Two thirds of singles in Britain looking for love turned to
electronic dating agencies last year, figures published in the Times showed this week.
Experts believe that online dating has revolutionized the dating game and become a "perfect example of technological Darwinism."
PHOTO: NY TIMES NEWS SERVICE
A survey by Parship.co.uk, the British subsidiary of Europe's largest dating service with more than 1.5 million members, reported that 3.6 million Britons used online dating services last year.
That amounts to 65 percent of the 5.4 million Britons who were looking for a relationship and used a dating service last year.
A spokeswoman for Relate, a leading British relationship counselling agency, said, "The Internet is the way people are looking these days. The stigma from dating agencies seems to have gone."
According to the Times, there are more than 100 independent online dating agencies in Britain, chasing a market that is valued at about US$20 million and expected to rise to US$83 million by 2008.

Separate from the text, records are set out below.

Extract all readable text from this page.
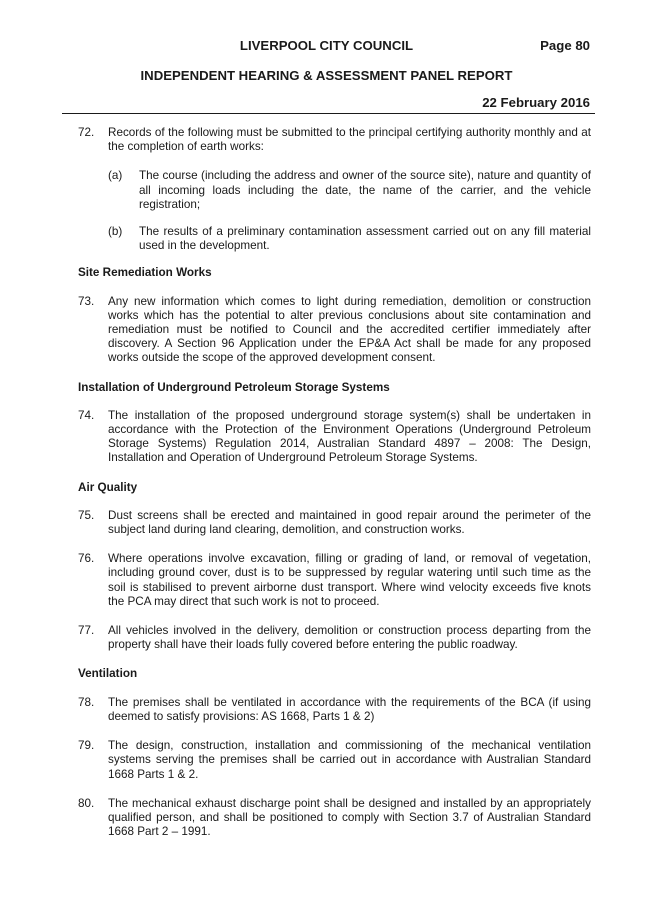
LIVERPOOL CITY COUNCIL	Page 80
INDEPENDENT HEARING & ASSESSMENT PANEL REPORT
22 February 2016
72.	Records of the following must be submitted to the principal certifying authority monthly and at the completion of earth works:
(a)	The course (including the address and owner of the source site), nature and quantity of all incoming loads including the date, the name of the carrier, and the vehicle registration;
(b)	The results of a preliminary contamination assessment carried out on any fill material used in the development.
Site Remediation Works
73.	Any new information which comes to light during remediation, demolition or construction works which has the potential to alter previous conclusions about site contamination and remediation must be notified to Council and the accredited certifier immediately after discovery. A Section 96 Application under the EP&A Act shall be made for any proposed works outside the scope of the approved development consent.
Installation of Underground Petroleum Storage Systems
74.	The installation of the proposed underground storage system(s) shall be undertaken in accordance with the Protection of the Environment Operations (Underground Petroleum Storage Systems) Regulation 2014, Australian Standard 4897 – 2008: The Design, Installation and Operation of Underground Petroleum Storage Systems.
Air Quality
75.	Dust screens shall be erected and maintained in good repair around the perimeter of the subject land during land clearing, demolition, and construction works.
76.	Where operations involve excavation, filling or grading of land, or removal of vegetation, including ground cover, dust is to be suppressed by regular watering until such time as the soil is stabilised to prevent airborne dust transport. Where wind velocity exceeds five knots the PCA may direct that such work is not to proceed.
77.	All vehicles involved in the delivery, demolition or construction process departing from the property shall have their loads fully covered before entering the public roadway.
Ventilation
78.	The premises shall be ventilated in accordance with the requirements of the BCA (if using deemed to satisfy provisions: AS 1668, Parts 1 & 2)
79.	The design, construction, installation and commissioning of the mechanical ventilation systems serving the premises shall be carried out in accordance with Australian Standard 1668 Parts 1 & 2.
80.	The mechanical exhaust discharge point shall be designed and installed by an appropriately qualified person, and shall be positioned to comply with Section 3.7 of Australian Standard 1668 Part 2 – 1991.
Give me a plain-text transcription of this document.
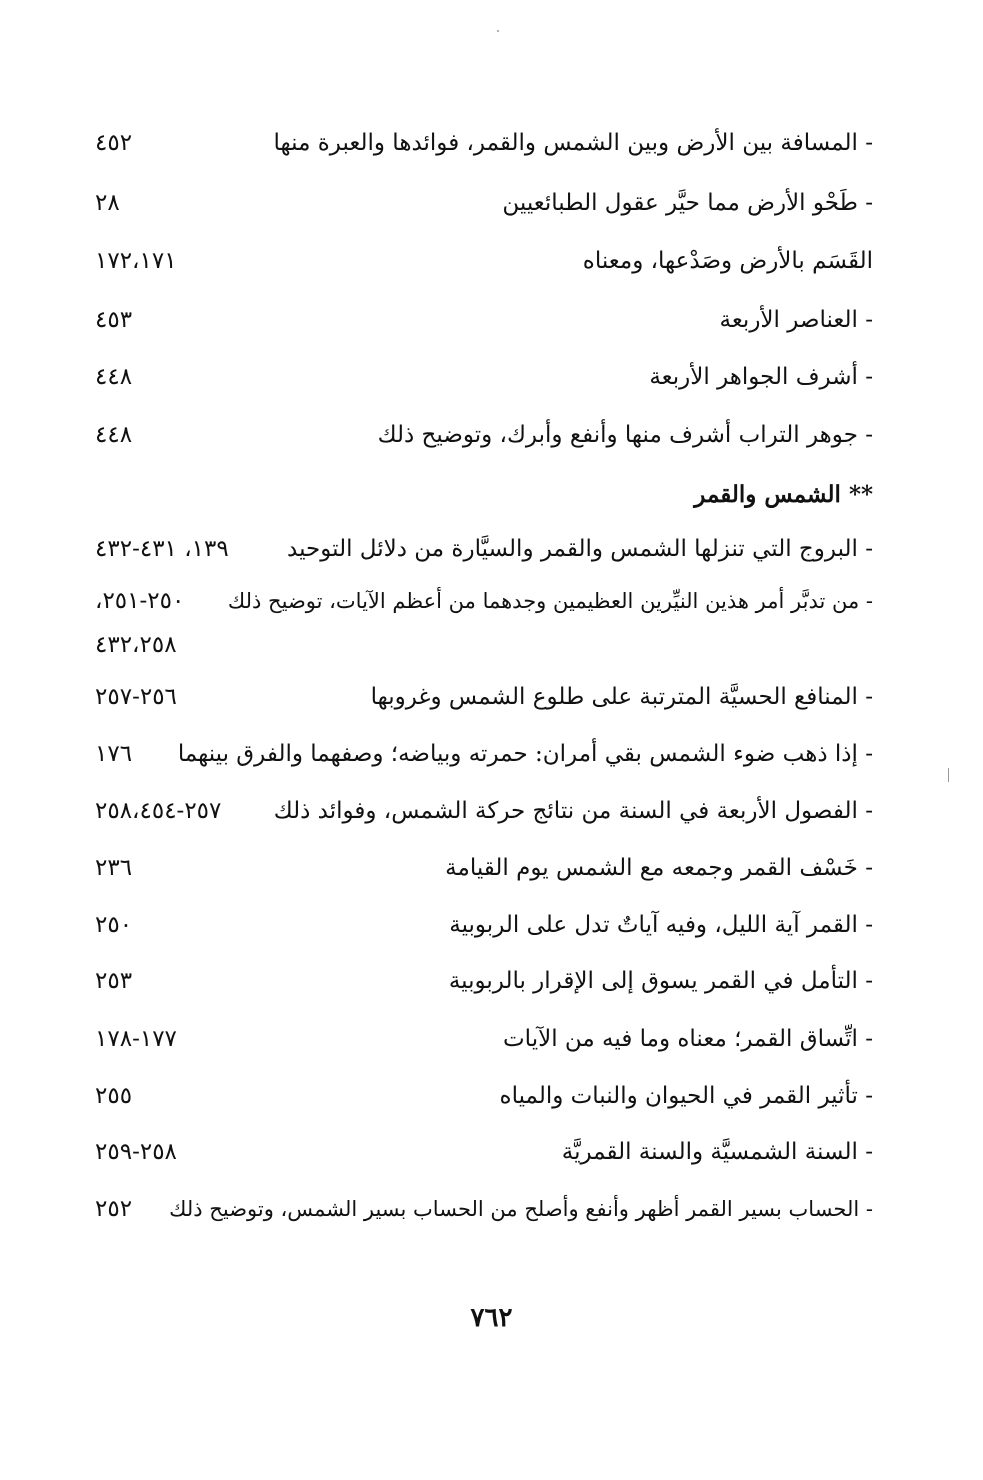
- المسافة بين الأرض وبين الشمس والقمر، فوائدها والعبرة منها
٤٥٢
- طَحْو الأرض مما حيَّر عقول الطبائعيين
٢٨
القَسَم بالأرض وصَدْعها، ومعناه
١٧٢،١٧١
- العناصر الأربعة
٤٥٣
- أشرف الجواهر الأربعة
٤٤٨
- جوهر التراب أشرف منها وأنفع وأبرك، وتوضيح ذلك
٤٤٨
** الشمس والقمر
- البروج التي تنزلها الشمس والقمر والسيَّارة من دلائل التوحيد
١٣٩، ٤٣١-٤٣٢
- من تدبَّر أمر هذين النيِّرين العظيمين وجدهما من أعظم الآيات، توضيح ذلك
٢٥٠-٢٥١،
٤٣٢،٢٥٨
- المنافع الحسيَّة المترتبة على طلوع الشمس وغروبها
٢٥٦-٢٥٧
- إذا ذهب ضوء الشمس بقي أمران: حمرته وبياضه؛ وصفهما والفرق بينهما
١٧٦
- الفصول الأربعة في السنة من نتائج حركة الشمس، وفوائد ذلك
٢٥٧-٢٥٨،٤٥٤
- خَسْف القمر وجمعه مع الشمس يوم القيامة
٢٣٦
- القمر آية الليل، وفيه آياتٌ تدل على الربوبية
٢٥٠
- التأمل في القمر يسوق إلى الإقرار بالربوبية
٢٥٣
- اتِّساق القمر؛ معناه وما فيه من الآيات
١٧٧-١٧٨
- تأثير القمر في الحيوان والنبات والمياه
٢٥٥
- السنة الشمسيَّة والسنة القمريَّة
٢٥٨-٢٥٩
- الحساب بسير القمر أظهر وأنفع وأصلح من الحساب بسير الشمس، وتوضيح ذلك
٢٥٢
٧٦٢
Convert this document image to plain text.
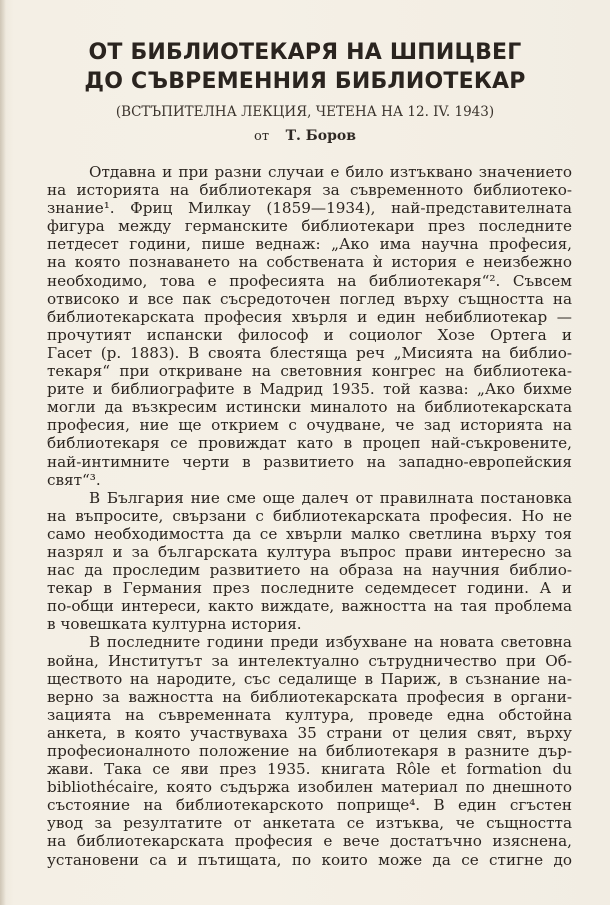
ОТ БИБЛИОТЕКАРЯ НА ШПИЦВЕГ
ДО СЪВРЕМЕННИЯ БИБЛИОТЕКАР
(ВСТЪПИТЕЛНА ЛЕКЦИЯ, ЧЕТЕНА НА 12. IV. 1943)
от Т. Боров
Отдавна и при разни случаи е било изтъквано значението
на историята на библиотекаря за съвременното библиотеко-
знание¹. Фриц Милкау (1859—1934), най-представителната
фигура между германските библиотекари през последните
петдесет години, пише веднаж: „Ако има научна професия,
на която познаването на собствената ѝ история е неизбежно
необходимо, това е професията на библиотекаря“². Съвсем
отвисоко и все пак съсредоточен поглед върху същността на
библиотекарската професия хвърля и един небиблиотекар —
прочутият испански философ и социолог Хозе Ортега и
Гасет (р. 1883). В своята блестяща реч „Мисията на библио-
текаря“ при откриване на световния конгрес на библиотека-
рите и библиографите в Мадрид 1935. той казва: „Ако бихме
могли да възкресим истински миналото на библиотекарската
професия, ние ще открием с очудване, че зад историята на
библиотекаря се провиждат като в процеп най-съкровените,
най-интимните черти в развитието на западно-европейския
свят“³.
В България ние сме още далеч от правилната постановка
на въпросите, свързани с библиотекарската професия. Но не
само необходимостта да се хвърли малко светлина върху тоя
назрял и за българската култура въпрос прави интересно за
нас да проследим развитието на образа на научния библио-
текар в Германия през последните седемдесет години. А и
по-общи интереси, както виждате, важността на тая проблема
в човешката културна история.
В последните години преди избухване на новата световна
война, Институтът за интелектуално сътрудничество при Об-
ществото на народите, със седалище в Париж, в съзнание на-
верно за важността на библиотекарската професия в органи-
зацията на съвременната култура, проведе една обстойна
анкета, в която участвуваха 35 страни от целия свят, върху
професионалното положение на библиотекаря в разните дър-
жави. Така се яви през 1935. книгата Rôle et formation du
bibliothécaire, която съдържа изобилен материал по днешното
състояние на библиотекарското поприще⁴. В един сгъстен
увод за резултатите от анкетата се изтъква, че същността
на библиотекарската професия е вече достатъчно изяснена,
установени са и пътищата, по които може да се стигне до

Parship says that 50 percent of single people believe they will meet a suitable partner through the Internet, up from 35 percent six months ago.
Chris Simpson, commercial director of the agency Telecom Express, said that greater interaction on the Internet had lured singletons online.
"If you could pick one single thing that's changed everything, it's the ability to see a picture of the person," he said.
At the top end of the online dating business, companies were emulating some of old agencies' attention to detail by asking clients to fill out extensive questionnaires.
This "weeded out" half-hearted fling-seekers and improved the chances of finding a good match.
Parship uses detailed psychometric tests similar to the personality profiles that many large companies employ to screen potential employees.
Love and Friends, an agency which has 75,000 British members, asks singletons to spend about an hour completing its form.
Mary Balfour, founder of Love and Friends, where a full "hand-holding" matchmaking service can cost more than US$8,800, said the Internet had revolutionized the dating industry by raising its profile and placing a new reliance on getting to know a date before meeting.
"It's like a return to old-fashioned love letters," she said. "You don't base your initial judgment on how someone looks but what their profile is like."
"Everybody you know who is single these days has at least had a good look at a dating Web site, introduction agency or personal ad.
"They have to, because all the old matchmaking institutions have gone, from the Church, the extended family, local community and factory floor to the ball and party circuits," added Balfour.
Richard Giordarno, a lecturer on Web-based social forms at Birkbeck College in London, said that electronic dating conferred a degree of control that people could never obtain from a face-to-face encounter.
"You can pick and choose the person you want to meet and you have control over the way you display yourself," he told the Times.